The condition of being equal or equivalent in value, worth, function, etc.
‘knowledge of equivalence of units is required’
‘precise equivalences between qualifications across Europe’
‘The Court began by setting out the principle of national procedural autonomy, as qualified by the conditions of equivalence and practical possibility.’
‘He gave necessary and sufficient conditions for the linear equivalence of two curves on a surface F in 1905.’
‘Their doctrine of moral equivalence couldn't survive equal scrutiny.’
‘Before and after studies may also show a lack of equivalence between comparators, and interventions may vary.’
‘All placebo controlled trials were positive and all comparative trials indicated equivalence with other active therapies.’
‘Just as, during the Cold War, the majority felt that there wasn't much to choose between the two superpowers, so today a similar moral equivalence also has its grip on the party.’
‘Saladin and Richard certainly knew about truce and parley in one era of technological equivalence between their two civilisations.’
‘But it has done so only by recapitulating the ancient and damaging equivalences between male and culture, female and nature.’

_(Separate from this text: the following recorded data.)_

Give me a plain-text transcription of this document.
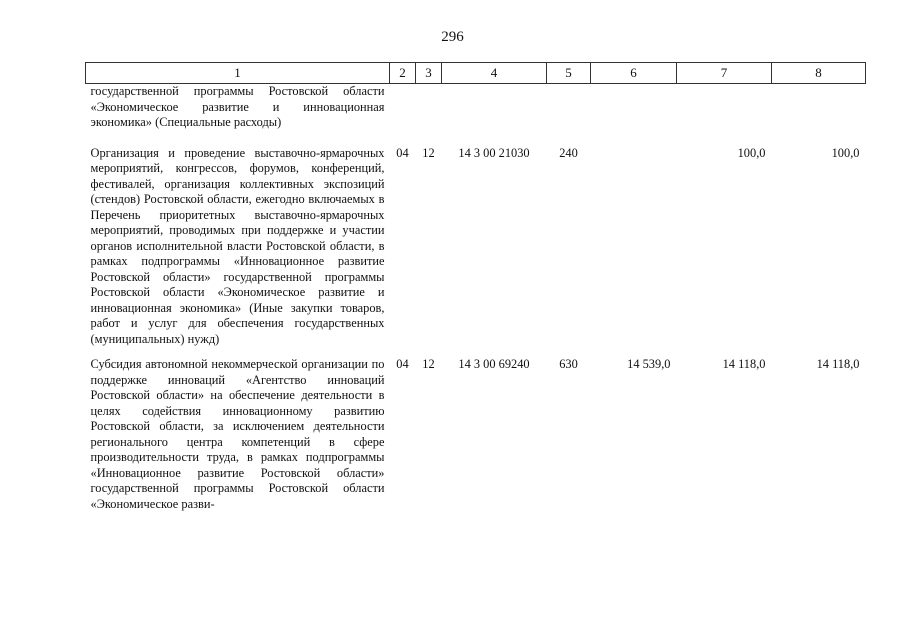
296
1	2	3	4	5	6	7	8
государственной программы Ростовской области «Экономическое развитие и инновационная экономика» (Специальные расходы)							
Организация и проведение выставочно-ярмарочных мероприятий, конгрессов, форумов, конференций, фестивалей, организация коллективных экспозиций (стендов) Ростовской области, ежегодно включаемых в Перечень приоритетных выставочно-ярмарочных мероприятий, проводимых при поддержке и участии органов исполнительной власти Ростовской области, в рамках подпрограммы «Инновационное развитие Ростовской области» государственной программы Ростовской области «Экономическое развитие и инновационная экономика» (Иные закупки товаров, работ и услуг для обеспечения государственных (муниципальных) нужд)	04	12	14 3 00 21030	240		100,0	100,0
Субсидия автономной некоммерческой организации по поддержке инноваций «Агентство инноваций Ростовской области» на обеспечение деятельности в целях содействия инновационному развитию Ростовской области, за исключением деятельности регионального центра компетенций в сфере производительности труда, в рамках подпрограммы «Инновационное развитие Ростовской области» государственной программы Ростовской области «Экономическое разви-	04	12	14 3 00 69240	630	14 539,0	14 118,0	14 118,0
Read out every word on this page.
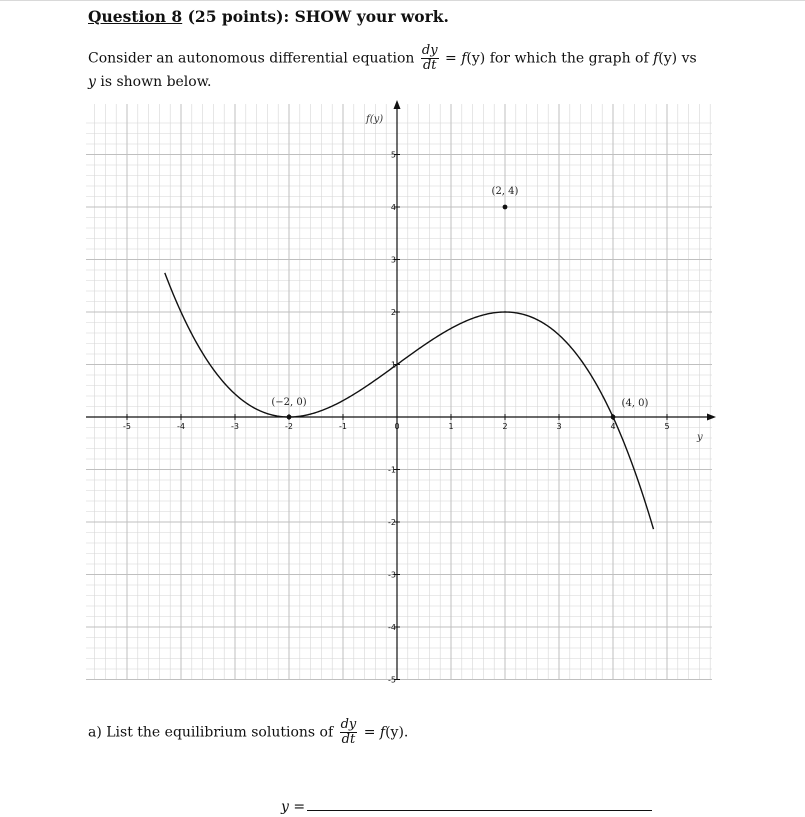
Question 8 (25 points): SHOW your work.
Consider an autonomous differential equation $\frac{dy}{dt} = f(y)$ for which the graph of f(y) vs
y is shown below.
y
f(y)
-5	-4	-3	-2	-1	0	1	2	3	4	5
-5
-4
-3
-2
-1
1
2
3
4
5
(−2, 0)
(2, 4)
(4, 0)
a) List the equilibrium solutions of $\frac{dy}{dt} = f(y)$.
y =
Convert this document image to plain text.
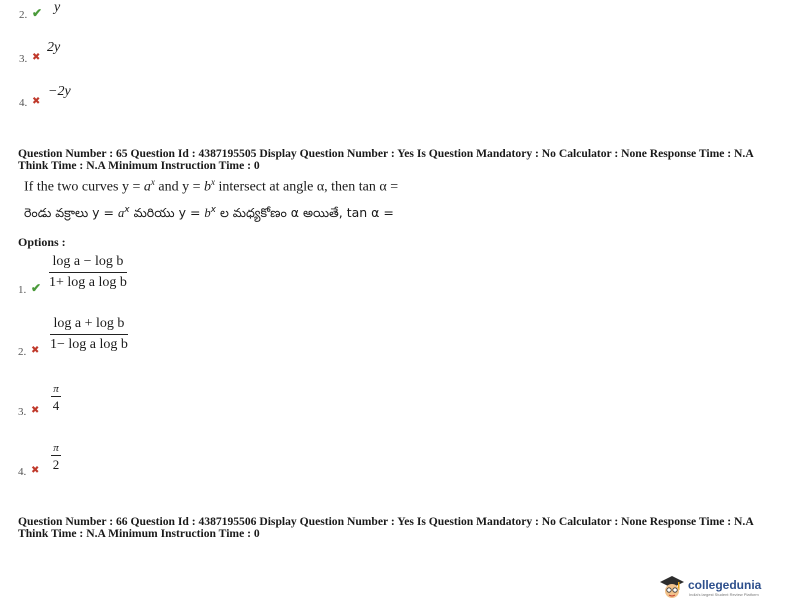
2. ✔ y
3. ✖
2y
4. ✖
−2y
Question Number : 65 Question Id : 4387195505 Display Question Number : Yes Is Question Mandatory : No Calculator : None Response Time : N.A Think Time : N.A Minimum Instruction Time : 0
If the two curves $y = a^x$ and $y = b^x$ intersect at angle α, then tan α =
రెండు వక్రాలు $y = a^x$ మరియు $y = b^x$ ల మధ్యకోణం α అయితే, tan α =
Options :
1. ✔
log a − log b
1+ log a log b
2. ✖
log a + log b
1− log a log b
3. ✖
π
4
4. ✖
π
2
Question Number : 66 Question Id : 4387195506 Display Question Number : Yes Is Question Mandatory : No Calculator : None Response Time : N.A Think Time : N.A Minimum Instruction Time : 0
collegedunia
India's largest Student Review Platform
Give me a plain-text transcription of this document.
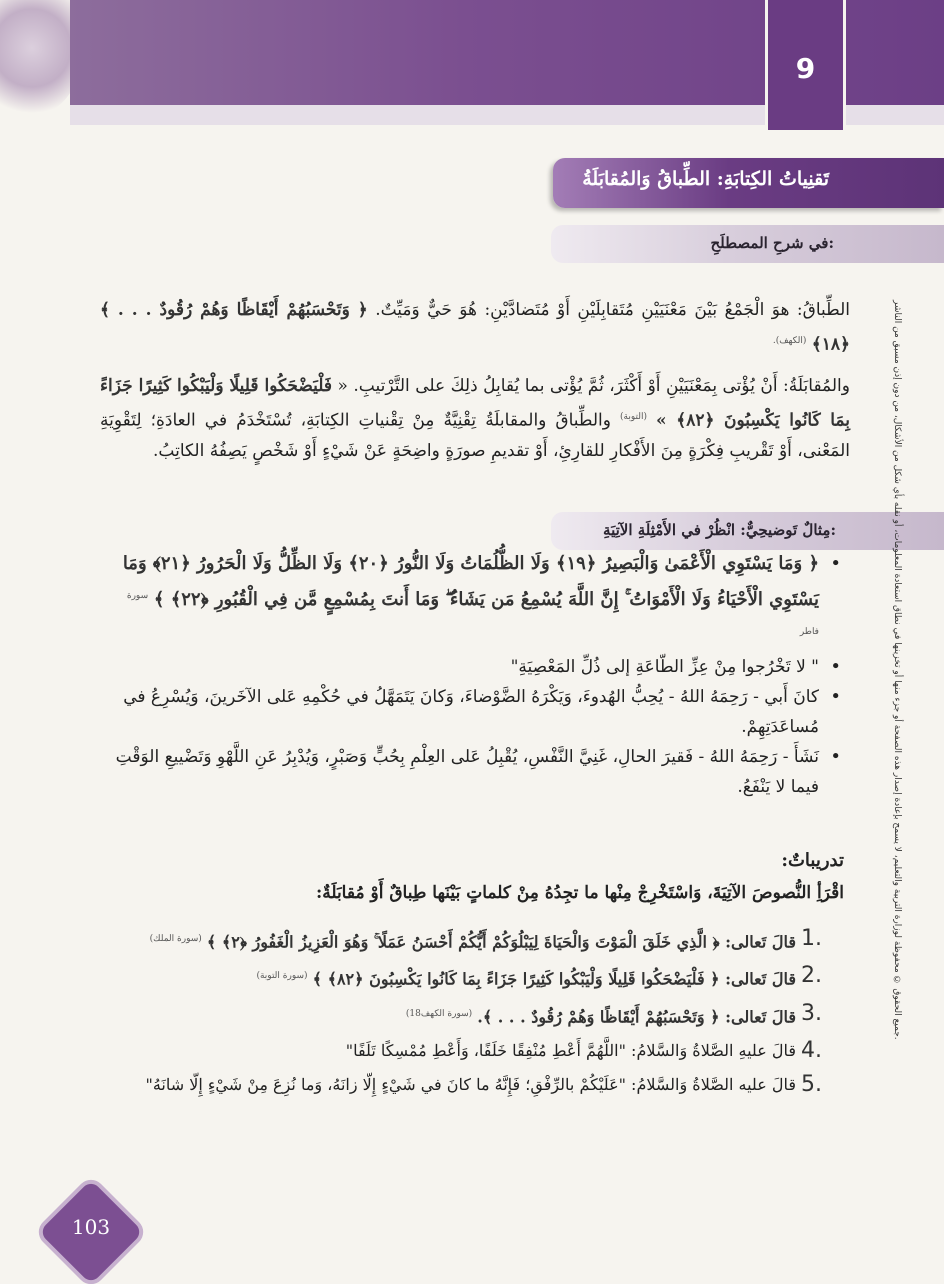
9
تَقنِياتُ الكِتابَةِ: الطِّباقُ وَالمُقابَلَةُ
في شرحِ المصطلَحِ:
الطِّباقُ: هوَ الْجَمْعُ بَيْنَ مَعْنَيَيْنِ مُتَقابِلَيْنِ أَوْ مُتَضادَّيْنِ: هُوَ حَيٌّ وَمَيِّتٌ. ﴿ وَتَحْسَبُهُمْ أَيْقَاظًا وَهُمْ رُقُودٌ . . . ﴾ ﴿١٨﴾ $^{(الكهف).}$
والمُقابَلَةُ: أَنْ يُؤْتى بِمَعْنَيَيْنِ أَوْ أَكْثَرَ، ثُمَّ يُؤْتى بما يُقابِلُ ذلِكَ على التَّرْتيبِ. « فَلْيَضْحَكُوا قَلِيلًا وَلْيَبْكُوا كَثِيرًا جَزَاءً بِمَا كَانُوا يَكْسِبُونَ ﴿٨٢﴾ » $^{(التوبة)}$ والطِّباقُ والمقابلَةُ تِقْنِيَّةٌ مِنْ تِقْنياتِ الكِتابَةِ، تُسْتَخْدَمُ في العادَةِ؛ لِتَقْوِيَةِ المَعْنى، أَوْ تَقْريبِ فِكْرَةٍ مِنَ الأَفْكارِ للقارِئِ، أَوْ تقديمِ صورَةٍ واضِحَةٍ عَنْ شَيْءٍ أَوْ شَخْصٍ يَصِفُهُ الكاتِبُ.
مِثالٌ تَوضيحِيٌّ: انْظُرْ في الأَمْثِلَةِ الآتِيَةِ:
• ﴿ وَمَا يَسْتَوِي الْأَعْمَىٰ وَالْبَصِيرُ ﴿١٩﴾ وَلَا الظُّلُمَاتُ وَلَا النُّورُ ﴿٢٠﴾ وَلَا الظِّلُّ وَلَا الْحَرُورُ ﴿٢١﴾ وَمَا يَسْتَوِي الْأَحْيَاءُ وَلَا الْأَمْوَاتُ ۚ إِنَّ اللَّهَ يُسْمِعُ مَن يَشَاءُ ۖ وَمَا أَنتَ بِمُسْمِعٍ مَّن فِي الْقُبُورِ ﴿٢٢﴾ ﴾ $^{سورة فاطر}$
• " لا تَخْرُجوا مِنْ عِزِّ الطّاعَةِ إلى ذُلِّ المَعْصِيَةِ"
• كانَ أَبي - رَحِمَهُ اللهُ - يُحِبُّ الهُدوءَ، وَيَكْرَهُ الضَّوْضاءَ، وَكانَ يَتَمَهَّلُ في حُكْمِهِ عَلى الآخَرينَ، وَيُسْرِعُ في مُساعَدَتِهِمْ.
• نَشَأَ - رَحِمَهُ اللهُ - فَقيرَ الحالِ، غَنِيَّ النَّفْسِ، يُقْبِلُ عَلى العِلْمِ بِحُبٍّ وَصَبْرٍ، وَيُدْبِرُ عَنِ اللَّهْوِ وَتَضْييعِ الوَقْتِ فيما لا يَنْفَعُ.
تدريباتٌ:
اقْرَأِ النُّصوصَ الآتِيَةَ، وَاسْتَخْرِجْ مِنْها ما تجِدُهُ مِنْ كلماتٍ بَيْنَها طِباقٌ أَوْ مُقابَلَةٌ:
1.
قالَ تَعالى: ﴿ الَّذِي خَلَقَ الْمَوْتَ وَالْحَيَاةَ لِيَبْلُوَكُمْ أَيُّكُمْ أَحْسَنُ عَمَلًا ۚ وَهُوَ الْعَزِيزُ الْغَفُورُ ﴿٢﴾ ﴾ $^{(سورة الملك)}$
2.
قالَ تَعالى: ﴿ فَلْيَضْحَكُوا قَلِيلًا وَلْيَبْكُوا كَثِيرًا جَزَاءً بِمَا كَانُوا يَكْسِبُونَ ﴿٨٢﴾ ﴾ $^{(سورة التوبة)}$
3.
قالَ تَعالى: ﴿ وَتَحْسَبُهُمْ أَيْقَاظًا وَهُمْ رُقُودٌ . . . ﴾. $^{(سورة الكهف18)}$
4.
قالَ عليهِ الصَّلاةُ وَالسَّلامُ: "اللَّهُمَّ أَعْطِ مُنْفِقًا خَلَفًا، وَأَعْطِ مُمْسِكًا تَلَفًا"
5.
قالَ عليه الصَّلاةُ وَالسَّلامُ: "عَلَيْكُمْ بالرِّفْقِ؛ فَإِنَّهُ ما كانَ في شَيْءٍ إِلّا زانَهُ، وَما نُزِعَ مِنْ شَيْءٍ إِلّا شانَهُ"
جميع الحقوق © محفوظة لوزارة التربية والتعليم، لا يسمح بإعادة إصدار هذه الصفحة أو جزء منها أو تخزينها في نطاق استعادة المعلومات، أو نقله بأي شكل من الأشكال، من دون إذن مسبق من الناشر.
103
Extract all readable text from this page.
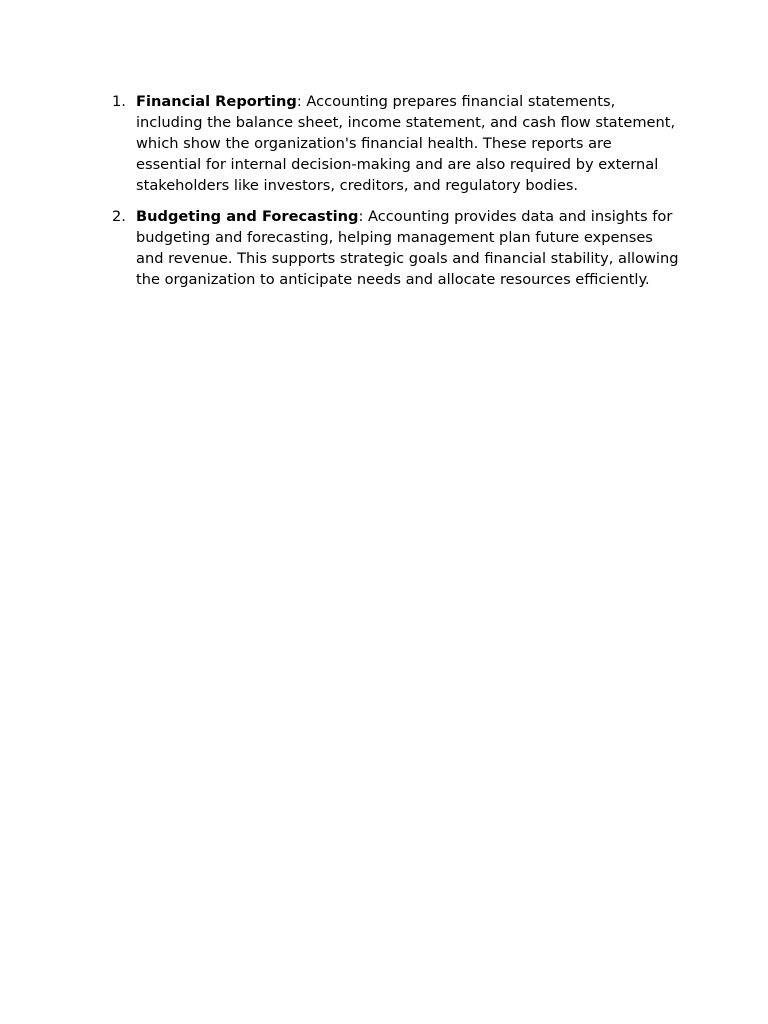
1. Financial Reporting: Accounting prepares financial statements, including the balance sheet, income statement, and cash flow statement, which show the organization's financial health. These reports are essential for internal decision-making and are also required by external stakeholders like investors, creditors, and regulatory bodies.
2. Budgeting and Forecasting: Accounting provides data and insights for budgeting and forecasting, helping management plan future expenses and revenue. This supports strategic goals and financial stability, allowing the organization to anticipate needs and allocate resources efficiently.
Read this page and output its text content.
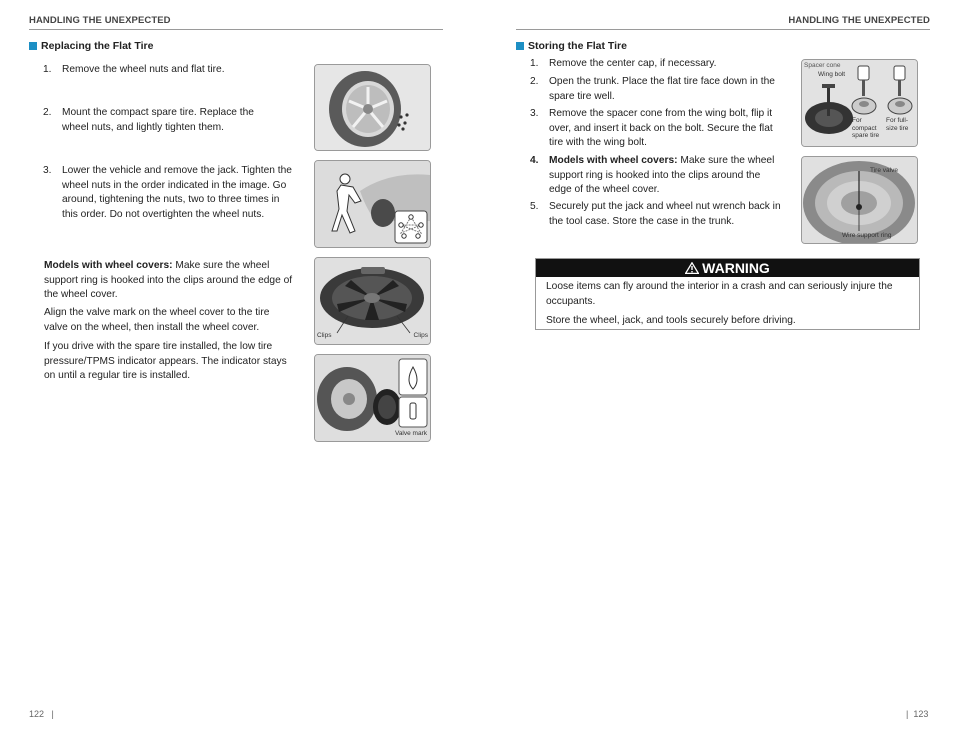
HANDLING THE UNEXPECTED	HANDLING THE UNEXPECTED
Replacing the Flat Tire
1.	Remove the wheel nuts and flat tire.
2.	Mount the compact spare tire. Replace the wheel nuts, and lightly tighten them.
3.	Lower the vehicle and remove the jack. Tighten the wheel nuts in the order indicated in the image. Go around, tightening the nuts, two to three times in this order. Do not overtighten the wheel nuts.
Models with wheel covers: Make sure the wheel support ring is hooked into the clips around the edge of the wheel cover.
Align the valve mark on the wheel cover to the tire valve on the wheel, then install the wheel cover.
If you drive with the spare tire installed, the low tire pressure/TPMS indicator appears. The indicator stays on until a regular tire is installed.
Clips	Clips
Valve mark
Storing the Flat Tire
1.	Remove the center cap, if necessary.
2.	Open the trunk. Place the flat tire face down in the spare tire well.
3.	Remove the spacer cone from the wing bolt, flip it over, and insert it back on the bolt. Secure the flat tire with the wing bolt.
4.	Models with wheel covers: Make sure the wheel support ring is hooked into the clips around the edge of the wheel cover.
5.	Securely put the jack and wheel nut wrench back in the tool case. Store the case in the trunk.
Spacer cone
Wing bolt
For compact spare tire
For full-size tire
Tire valve
Wire support ring
WARNING

Loose items can fly around the interior in a crash and can seriously injure the occupants.

Store the wheel, jack, and tools securely before driving.

122 |	| 123
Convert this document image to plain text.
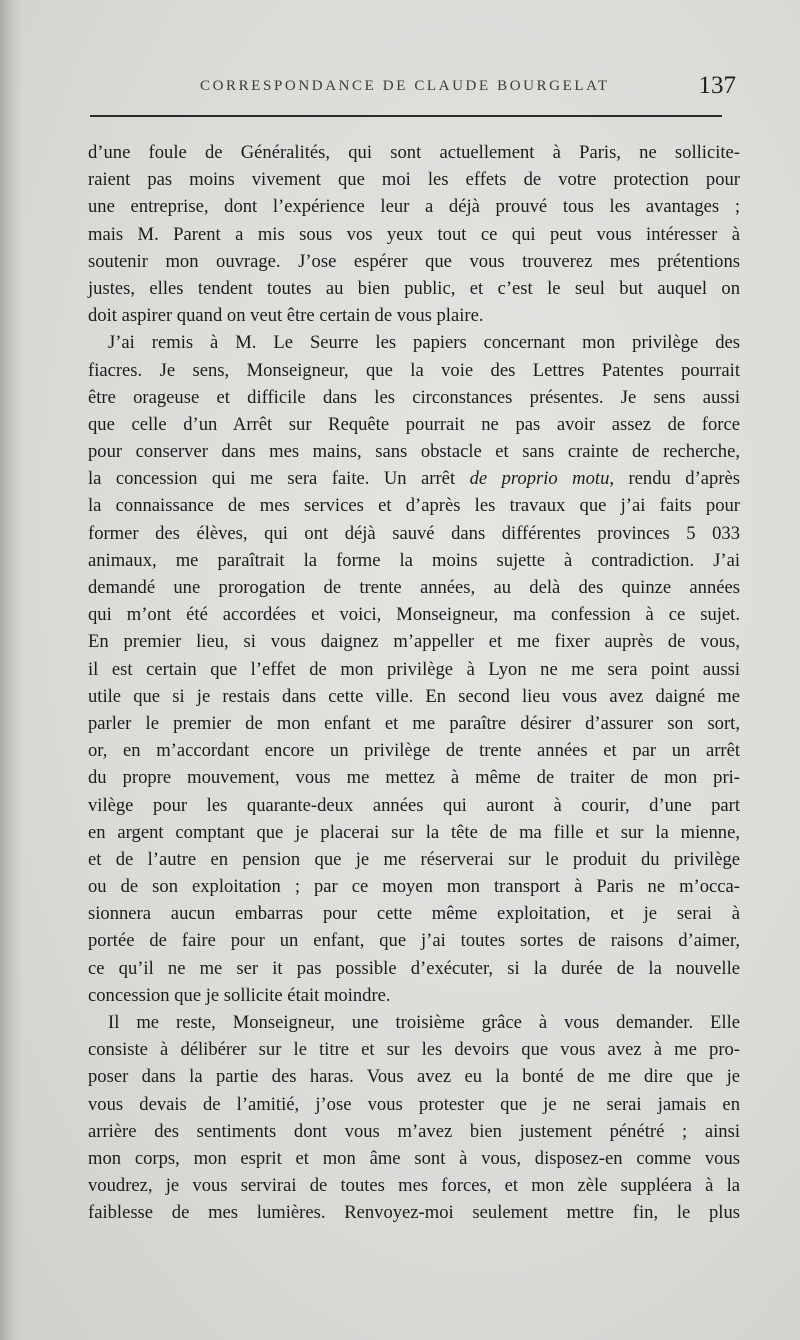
CORRESPONDANCE DE CLAUDE BOURGELAT	137
d’une foule de Généralités, qui sont actuellement à Paris, ne sollicite-
raient pas moins vivement que moi les effets de votre protection pour
une entreprise, dont l’expérience leur a déjà prouvé tous les avantages ;
mais M. Parent a mis sous vos yeux tout ce qui peut vous intéresser à
soutenir mon ouvrage. J’ose espérer que vous trouverez mes prétentions
justes, elles tendent toutes au bien public, et c’est le seul but auquel on
doit aspirer quand on veut être certain de vous plaire.
J’ai remis à M. Le Seurre les papiers concernant mon privilège des
fiacres. Je sens, Monseigneur, que la voie des Lettres Patentes pourrait
être orageuse et difficile dans les circonstances présentes. Je sens aussi
que celle d’un Arrêt sur Requête pourrait ne pas avoir assez de force
pour conserver dans mes mains, sans obstacle et sans crainte de recherche,
la concession qui me sera faite. Un arrêt de proprio motu, rendu d’après
la connaissance de mes services et d’après les travaux que j’ai faits pour
former des élèves, qui ont déjà sauvé dans différentes provinces 5 033
animaux, me paraîtrait la forme la moins sujette à contradiction. J’ai
demandé une prorogation de trente années, au delà des quinze années
qui m’ont été accordées et voici, Monseigneur, ma confession à ce sujet.
En premier lieu, si vous daignez m’appeller et me fixer auprès de vous,
il est certain que l’effet de mon privilège à Lyon ne me sera point aussi
utile que si je restais dans cette ville. En second lieu vous avez daigné me
parler le premier de mon enfant et me paraître désirer d’assurer son sort,
or, en m’accordant encore un privilège de trente années et par un arrêt
du propre mouvement, vous me mettez à même de traiter de mon pri-
vilège pour les quarante-deux années qui auront à courir, d’une part
en argent comptant que je placerai sur la tête de ma fille et sur la mienne,
et de l’autre en pension que je me réserverai sur le produit du privilège
ou de son exploitation ; par ce moyen mon transport à Paris ne m’occa-
sionnera aucun embarras pour cette même exploitation, et je serai à
portée de faire pour un enfant, que j’ai toutes sortes de raisons d’aimer,
ce qu’il ne me ser it pas possible d’exécuter, si la durée de la nouvelle
concession que je sollicite était moindre.
Il me reste, Monseigneur, une troisième grâce à vous demander. Elle
consiste à délibérer sur le titre et sur les devoirs que vous avez à me pro-
poser dans la partie des haras. Vous avez eu la bonté de me dire que je
vous devais de l’amitié, j’ose vous protester que je ne serai jamais en
arrière des sentiments dont vous m’avez bien justement pénétré ; ainsi
mon corps, mon esprit et mon âme sont à vous, disposez-en comme vous
voudrez, je vous servirai de toutes mes forces, et mon zèle suppléera à la
faiblesse de mes lumières. Renvoyez-moi seulement mettre fin, le plus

‘The relationship between culture and society is not, as Okri appears to suggest, one of strict equivalence, as in great society equals great culture.’
‘This controls for functional equivalence but not for sequence similarity.’
‘The size of neuron clusters that we have successfully recreated in terms of functional equivalence is also scaling up exponentially.’
‘We submit it is plainly wrong to apply any doctrine of functional equivalence, as their Honours plainly did.’
‘Although the primary outcome (respiratory function) may be assumed to have equivalence, adverse effects are much less well reported.’
‘The obvious answer is that the Charter could make real the commitment to equivalence in the Agreement.’
‘Sending simpler entities may still give the receiver an adequate level of functional equivalence from the exchange.’
‘What is bothering me is that issue of lack of moral equivalence.’
‘At a deeper level, the moral equivalence that values each human being equally, is based on a deeper lack of moral equivalence.’
‘If you talk about the big boys they may just talk about you in return, producing a sense of equivalence in the process.’
‘Lack of measurement equivalence is often referred to as measurement bias.’
‘The basic equivalence is that one year's heavy dust exposure equates to one year's average smoking.’